Attorneys for Richard Glossip on Wednesday alleged the state of Oklahoma is attempting to intimidate existing and possible witnesses from coming forward in his defense case to question the credibility of the state’s star trial witness.
The notice, filed with the Oklahoma Court of Criminal Appeals, claims Michael Scott, a man who spent time with Justin Sneed at Joseph Harp Correctional Center, was arrested in Rogers County so he would be forced to discuss with Oklahoma County District Attorney David Prater the claims he made in an affidavit that Glossip’s attorneys presented to the court.
Scott had declined to answer Prater’s phone calls because he wished to be “left alone by the authorities and the media in this high-profile case” despite being concerned about Glossip’s life.
Glossip is set to be executed Sept. 30, but his attorneys have also questioned the validity of that date on the claim it violates state law.
Scott said in the document that he overheard Sneed brag in prison about sending Glossip “up the river” for the January 1997 beating death of Barry Van Treese at the Best Budget Inn in Oklahoma City. He additionally claimed Sneed seemed “proud” about setting Glossip up to take the fall in Van Treese’s death but did not speak up until seeing a broadcast of the “Dr. Phil” show in August that discussed what the panelists, including Sister Helen Prejean and actress Susan Sarandon, saw as issues with his conviction.
Sneed, now 37, confessed to beating Van Treese, the motel’s owner, with a baseball bat in exchange for a life without parole sentence. Glossip was the resident manager, and Sneed lived at the motel in exchange for maintenance work.
Sneed testified against Glossip in his two trials in 1998 and 2004, both of which returned a death sentence.
Court records indicate Scott was charged in February with driving under the influence and possession of marijuana, both misdemeanors, and that he received a one-year suspended sentence after pleading guilty. Scott, according to the notice, has fallen about $200 short in payment of his fines after getting into a car accident and has not yet completed his community service.
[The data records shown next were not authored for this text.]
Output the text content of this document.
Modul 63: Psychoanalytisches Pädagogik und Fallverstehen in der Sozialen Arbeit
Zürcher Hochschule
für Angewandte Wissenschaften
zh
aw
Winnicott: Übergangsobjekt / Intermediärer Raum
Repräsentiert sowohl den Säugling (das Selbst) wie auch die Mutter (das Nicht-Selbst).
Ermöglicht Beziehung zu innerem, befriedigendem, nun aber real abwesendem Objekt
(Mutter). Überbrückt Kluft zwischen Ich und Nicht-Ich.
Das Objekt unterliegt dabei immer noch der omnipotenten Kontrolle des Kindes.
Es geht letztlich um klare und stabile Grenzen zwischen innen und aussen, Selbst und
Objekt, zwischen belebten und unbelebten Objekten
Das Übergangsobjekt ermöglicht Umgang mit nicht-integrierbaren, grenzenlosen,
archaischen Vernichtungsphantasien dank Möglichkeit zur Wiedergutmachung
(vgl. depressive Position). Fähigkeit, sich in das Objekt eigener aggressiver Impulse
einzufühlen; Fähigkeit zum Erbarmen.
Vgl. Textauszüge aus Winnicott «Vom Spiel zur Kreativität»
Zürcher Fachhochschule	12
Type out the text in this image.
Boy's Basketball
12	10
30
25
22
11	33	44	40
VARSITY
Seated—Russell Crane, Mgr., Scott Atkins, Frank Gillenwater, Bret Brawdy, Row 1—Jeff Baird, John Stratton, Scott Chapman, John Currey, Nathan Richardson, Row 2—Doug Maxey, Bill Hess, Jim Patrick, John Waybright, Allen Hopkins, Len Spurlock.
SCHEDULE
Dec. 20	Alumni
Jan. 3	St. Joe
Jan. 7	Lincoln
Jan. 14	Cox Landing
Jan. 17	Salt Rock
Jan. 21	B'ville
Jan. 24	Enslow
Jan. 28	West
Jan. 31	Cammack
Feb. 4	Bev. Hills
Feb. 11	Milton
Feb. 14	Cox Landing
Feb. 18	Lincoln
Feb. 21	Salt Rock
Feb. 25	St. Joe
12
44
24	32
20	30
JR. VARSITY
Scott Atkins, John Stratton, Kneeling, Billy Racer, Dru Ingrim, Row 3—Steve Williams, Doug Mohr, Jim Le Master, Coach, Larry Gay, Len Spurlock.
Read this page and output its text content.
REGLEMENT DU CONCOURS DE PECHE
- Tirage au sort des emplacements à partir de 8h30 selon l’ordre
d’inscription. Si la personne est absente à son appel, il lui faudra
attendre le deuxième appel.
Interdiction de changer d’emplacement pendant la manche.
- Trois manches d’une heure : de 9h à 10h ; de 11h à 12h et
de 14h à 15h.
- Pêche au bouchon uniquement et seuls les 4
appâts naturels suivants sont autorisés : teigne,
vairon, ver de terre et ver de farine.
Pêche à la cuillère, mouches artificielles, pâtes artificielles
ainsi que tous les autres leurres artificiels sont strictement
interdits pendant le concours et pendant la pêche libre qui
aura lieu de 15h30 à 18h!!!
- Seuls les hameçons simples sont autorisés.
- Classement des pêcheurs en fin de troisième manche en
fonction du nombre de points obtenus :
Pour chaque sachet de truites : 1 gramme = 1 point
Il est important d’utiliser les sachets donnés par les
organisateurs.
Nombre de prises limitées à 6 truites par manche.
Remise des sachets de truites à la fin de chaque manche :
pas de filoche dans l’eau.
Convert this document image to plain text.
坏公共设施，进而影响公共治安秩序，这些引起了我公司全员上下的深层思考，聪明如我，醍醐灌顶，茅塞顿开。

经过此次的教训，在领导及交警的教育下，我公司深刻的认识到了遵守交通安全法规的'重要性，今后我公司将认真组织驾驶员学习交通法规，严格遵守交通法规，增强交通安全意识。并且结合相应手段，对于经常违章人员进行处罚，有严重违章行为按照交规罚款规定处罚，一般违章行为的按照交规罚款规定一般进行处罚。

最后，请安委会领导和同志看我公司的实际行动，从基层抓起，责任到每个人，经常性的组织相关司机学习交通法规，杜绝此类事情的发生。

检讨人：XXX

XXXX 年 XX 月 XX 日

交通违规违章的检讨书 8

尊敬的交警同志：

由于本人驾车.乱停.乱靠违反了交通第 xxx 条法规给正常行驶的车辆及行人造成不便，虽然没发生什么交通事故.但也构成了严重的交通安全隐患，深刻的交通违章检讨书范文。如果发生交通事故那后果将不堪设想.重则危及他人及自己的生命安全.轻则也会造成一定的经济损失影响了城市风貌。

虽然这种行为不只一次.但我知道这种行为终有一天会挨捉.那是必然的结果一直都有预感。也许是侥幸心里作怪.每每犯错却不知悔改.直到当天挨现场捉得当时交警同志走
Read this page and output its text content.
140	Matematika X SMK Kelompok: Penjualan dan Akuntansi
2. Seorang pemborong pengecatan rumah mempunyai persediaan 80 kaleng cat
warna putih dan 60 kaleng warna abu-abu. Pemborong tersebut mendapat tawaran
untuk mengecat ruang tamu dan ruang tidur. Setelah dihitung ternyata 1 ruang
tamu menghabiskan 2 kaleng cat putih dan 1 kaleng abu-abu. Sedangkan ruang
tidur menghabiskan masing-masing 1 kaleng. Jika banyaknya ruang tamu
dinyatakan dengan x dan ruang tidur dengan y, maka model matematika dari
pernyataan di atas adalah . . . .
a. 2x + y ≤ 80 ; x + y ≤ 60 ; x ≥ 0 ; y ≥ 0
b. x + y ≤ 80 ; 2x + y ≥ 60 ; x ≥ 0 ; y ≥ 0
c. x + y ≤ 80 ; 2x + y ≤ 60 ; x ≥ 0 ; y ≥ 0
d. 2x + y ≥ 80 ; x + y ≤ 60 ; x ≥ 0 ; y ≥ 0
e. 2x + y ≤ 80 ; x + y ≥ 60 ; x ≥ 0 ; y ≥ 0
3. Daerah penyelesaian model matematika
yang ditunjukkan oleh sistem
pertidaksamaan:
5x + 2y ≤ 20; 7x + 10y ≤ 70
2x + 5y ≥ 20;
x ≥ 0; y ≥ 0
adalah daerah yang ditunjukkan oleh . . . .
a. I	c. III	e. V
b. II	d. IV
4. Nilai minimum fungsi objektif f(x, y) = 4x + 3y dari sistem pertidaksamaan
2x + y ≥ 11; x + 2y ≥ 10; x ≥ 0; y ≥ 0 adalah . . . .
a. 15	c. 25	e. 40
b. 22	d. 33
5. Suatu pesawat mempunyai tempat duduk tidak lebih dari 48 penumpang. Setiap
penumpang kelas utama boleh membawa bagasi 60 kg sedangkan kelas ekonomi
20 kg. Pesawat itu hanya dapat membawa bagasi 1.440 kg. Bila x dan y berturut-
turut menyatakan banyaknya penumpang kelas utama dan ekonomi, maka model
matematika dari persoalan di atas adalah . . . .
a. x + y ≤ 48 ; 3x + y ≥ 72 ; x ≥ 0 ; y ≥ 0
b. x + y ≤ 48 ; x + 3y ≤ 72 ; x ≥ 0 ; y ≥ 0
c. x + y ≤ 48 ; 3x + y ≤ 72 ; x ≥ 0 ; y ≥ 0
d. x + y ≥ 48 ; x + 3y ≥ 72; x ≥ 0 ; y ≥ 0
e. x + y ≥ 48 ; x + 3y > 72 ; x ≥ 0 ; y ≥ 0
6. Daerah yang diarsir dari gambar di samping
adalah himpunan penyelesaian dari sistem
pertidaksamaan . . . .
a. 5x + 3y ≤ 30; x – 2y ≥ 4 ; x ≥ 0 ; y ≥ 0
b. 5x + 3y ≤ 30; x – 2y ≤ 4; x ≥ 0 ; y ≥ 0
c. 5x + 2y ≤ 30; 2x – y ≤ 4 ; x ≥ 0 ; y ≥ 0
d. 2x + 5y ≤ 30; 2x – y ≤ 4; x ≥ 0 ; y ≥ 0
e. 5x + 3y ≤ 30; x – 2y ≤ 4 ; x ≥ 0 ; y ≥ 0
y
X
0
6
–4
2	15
However, the state had not issued a warrant for Scott’s arrest or request to revoke his sentence until Tuesday, which Glossip’s attorneys say was not coincidental. The notice describes how Claremore police officers surrounded Scott’s home to detain him and confronted him, which made him “scared to death,” and that Prater entered the Rogers County interrogation room to question him after he arrived at the station.
Jail records confirm Scott posted $5,000 bail about 7 p.m. Tuesday and has been released from custody following an arrest on the motion to revoke his sentence.
The notice additionally references a Saturday article in The Oklahoman that discussed Scott’s criminal background and suggested some of the information in that story was confidential, adding that the attorneys believe the state leaked information to the paper in possible violation of the law.
“When he tried to tell them that he did not want to answer these questions due to the fact that he (Scott) was not on trial, Prater and (investigator) Eastbrook told him that if he did not tell them about his personal life, then how could they decide if he was telling the truth about anything,” the notice says, referencing the interrogation about the affidavit.
Glossip’s attorneys went on to claim the questioning used by Prater seemed “designed to confuse,” trick or otherwise discredit his allegations against Sneed.
“Mr. Prater told Mr. Scott that he specifically called over to Rogers County and learned that Mr. Scott was on DA supervision and that he may be in violation,” the document states, adding that Prater told Scott he told Rogers County to issue an arrest warrant so he would be forced to talk to him and an investigator.
The notice also alleges Prater told authorities to issue a warrant for Joseph Tapley’s arrest after Tapley’s attorney told him he did not want to speak about the claims he made regarding Sneed’s credibility in an affidavit filed earlier this week. Court records confirm a warrant and motion to revoke were also filed in Tapley’s case Tuesday, which stemmed from a 2014 Oklahoma County drunken driving arrest, though jail records do not show he has been arrested.
He pleaded guilty in February of this year and received a one-year suspended sentence.
Tapley’s affidavit discussed Sneed’s methamphetamine addiction and said that while sharing a cell with him in the Oklahoma County Jail in 1997, Sneed never mentioned Glossip or anyone else was involved in Van Treese’s death.
Prater denied the claims in the document during a phone interview Wednesday evening.
“The time will come when it will be clear to everyone that everything that the defense lawyers and their witnesses are saying are lies,” he said.